See 'OPF-Learn: An Open-Source Framework for Creating Representative AC Optimal Power Flow Datasets' for more information on how the AC OPF datasets are created.

Modified from AgenerateACOPFsamples.m written by Ahmed S. Zamzam

source

The distributed sample creation function has the same arguments as the single process function, except for the addition of two arguments: nproc and replace_samples.

nproc allows the user to specify the number of processor to run the distributed sample creation with.
replace_samples specifies whether when a new infeasibility certificate is found if the samples in the sample queue are replaced.

Warn

The replace samples option has not been fully tested/debugged and may cause the script to freeze.
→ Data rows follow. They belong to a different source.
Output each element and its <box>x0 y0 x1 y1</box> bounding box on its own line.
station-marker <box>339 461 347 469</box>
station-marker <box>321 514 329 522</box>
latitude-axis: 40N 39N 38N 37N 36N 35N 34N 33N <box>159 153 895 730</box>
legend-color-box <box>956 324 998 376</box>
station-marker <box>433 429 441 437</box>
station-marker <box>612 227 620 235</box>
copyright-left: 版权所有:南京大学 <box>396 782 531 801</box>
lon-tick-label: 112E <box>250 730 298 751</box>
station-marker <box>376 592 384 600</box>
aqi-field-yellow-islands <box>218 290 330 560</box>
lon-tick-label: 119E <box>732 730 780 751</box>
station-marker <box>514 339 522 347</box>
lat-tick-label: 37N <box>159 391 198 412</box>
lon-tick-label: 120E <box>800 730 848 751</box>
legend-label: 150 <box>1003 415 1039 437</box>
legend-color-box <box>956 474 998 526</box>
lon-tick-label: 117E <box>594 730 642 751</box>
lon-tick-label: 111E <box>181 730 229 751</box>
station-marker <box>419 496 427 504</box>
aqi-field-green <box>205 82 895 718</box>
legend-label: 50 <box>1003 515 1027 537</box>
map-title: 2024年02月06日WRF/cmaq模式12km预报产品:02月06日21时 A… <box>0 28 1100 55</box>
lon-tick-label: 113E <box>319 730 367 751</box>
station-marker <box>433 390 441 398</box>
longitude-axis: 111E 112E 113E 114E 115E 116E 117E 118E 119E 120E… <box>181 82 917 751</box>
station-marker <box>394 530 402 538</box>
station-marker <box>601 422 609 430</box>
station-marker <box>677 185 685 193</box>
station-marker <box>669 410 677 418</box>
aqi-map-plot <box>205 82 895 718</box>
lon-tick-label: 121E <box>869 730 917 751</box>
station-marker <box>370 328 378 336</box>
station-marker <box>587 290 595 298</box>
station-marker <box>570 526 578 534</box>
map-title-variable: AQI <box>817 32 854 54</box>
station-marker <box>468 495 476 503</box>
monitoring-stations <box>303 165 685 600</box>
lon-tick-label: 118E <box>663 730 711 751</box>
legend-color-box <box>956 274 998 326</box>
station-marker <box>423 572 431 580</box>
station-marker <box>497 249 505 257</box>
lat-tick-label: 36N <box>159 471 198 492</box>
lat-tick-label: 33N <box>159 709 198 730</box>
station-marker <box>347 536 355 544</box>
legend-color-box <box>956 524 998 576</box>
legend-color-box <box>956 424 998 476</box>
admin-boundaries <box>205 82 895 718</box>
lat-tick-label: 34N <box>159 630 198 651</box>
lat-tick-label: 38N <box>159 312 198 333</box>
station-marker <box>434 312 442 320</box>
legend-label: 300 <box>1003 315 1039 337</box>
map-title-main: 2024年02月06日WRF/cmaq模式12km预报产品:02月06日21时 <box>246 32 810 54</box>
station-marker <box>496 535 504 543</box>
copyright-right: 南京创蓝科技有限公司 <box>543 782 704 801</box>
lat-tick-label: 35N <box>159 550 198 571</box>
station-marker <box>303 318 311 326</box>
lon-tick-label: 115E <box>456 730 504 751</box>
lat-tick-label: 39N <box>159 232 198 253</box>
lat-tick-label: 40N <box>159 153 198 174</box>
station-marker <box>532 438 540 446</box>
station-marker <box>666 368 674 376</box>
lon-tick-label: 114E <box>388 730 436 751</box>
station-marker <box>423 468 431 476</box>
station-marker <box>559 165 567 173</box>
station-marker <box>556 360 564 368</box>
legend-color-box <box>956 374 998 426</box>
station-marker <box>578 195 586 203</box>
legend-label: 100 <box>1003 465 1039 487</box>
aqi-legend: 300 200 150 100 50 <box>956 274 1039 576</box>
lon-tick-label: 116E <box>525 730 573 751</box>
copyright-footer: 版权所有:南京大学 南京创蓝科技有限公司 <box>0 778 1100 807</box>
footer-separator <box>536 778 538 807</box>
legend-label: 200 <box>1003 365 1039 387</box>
Distributed processing splits the sampling/result handling from the sample processing with one processor handling sampling and the remaining processors processing samples.

Note

A significant increase in speed is not seen unless more than 3 processors are used. On the other hand, specifying more processors than are available may result in an error when loading OPFLearn on distributed processes.